Post‐tetanic depolarization in sympathetic neurones of the guinea‐pig

Abstract

Repetitive intracellular stimulation at a frequency of 5-30 Hz for 1-10 s evoked, in neurons of the isolated inferior mesenteric and superior cervical ganglia of the guinea pig, 3 types of post-spike membrane potential changes: hyperpolarization, hyperpolarization followed by a slow depolarization, and a 2nd hyperpolarization following the initial 2 responses. The initial post-spike hyperpolarization had a mean duration of 2.0 s and was often associated with a fall in membrane resistance; it could be elicited in every sympathetic neurons studied. This response was termed the post-tetanic hyperpolarization (PTH). The slow depolarization which could be induced only in a portion of neurons had a mean amplitude and duration of 2.2 mV and 27.5 s, respectively; it was termed the post-tetanic depolarization (PTD). PTD was associated with a fall in membrane resistance, augmented by membrane hyperpolarization, and reduced by depolarization; its mean extrapolated equilibrium potential was -38 mV. PTD was not blocked by nicotinic and muscarinic antagonists, or .alpha.- and .beta.-adrenergic receptor antagonists, whereas it was suppressed by adrenaline [epinephrine] noradrenaline [norepinephrine] CO2+ and a low Ca2+ solution. The amplitude of the single spike after-hyperpolarization in normal Krebs solution as well as in high K+ solution was increased during PTD; furthermore, conditioning hyperpolarization to the level of EK [equilibrium potential for K+] increased the amplitude of PTD in normal Krebs as well as in high K+ solution. PTD with similar amplitude, time course and membrane characteristics could be evoked in a portion of neurons of the rabbit superior cervical ganglia; however, PTD was not detected in neurons of the rat superior cervical ganglia.
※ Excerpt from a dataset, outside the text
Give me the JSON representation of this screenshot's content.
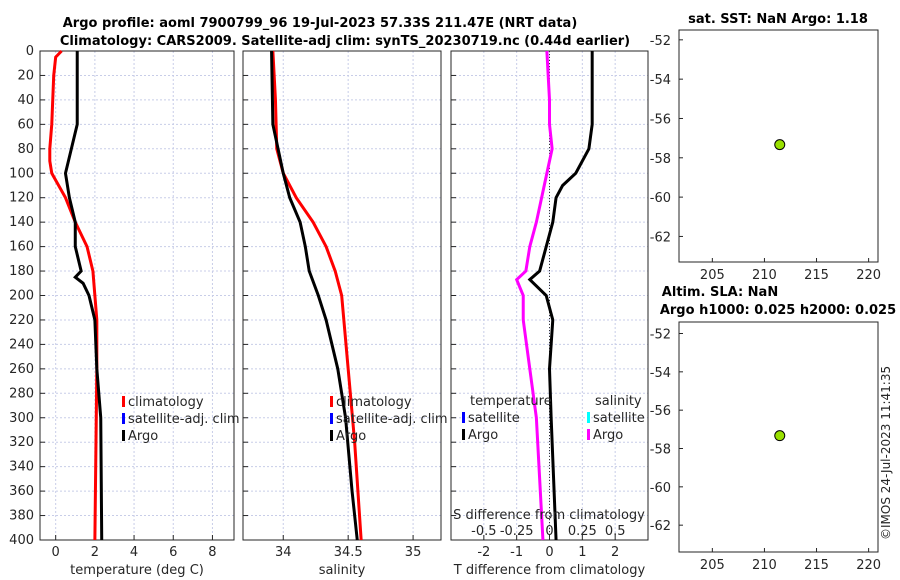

Decentralization of the guinea pig and rabbit superior cervical ganglia for 14 days did not alter the number of neurons in which PTD could be elicited, its amplitude, or its time course. Results suggest that a chemical substance(s) is responsible for the generation of PTD; it may be released from the soma and/or dendrites and acts in an auto-receptive manner on the cells in question. The nature and origin of the 2nd hyperpolarization remain to be clarified.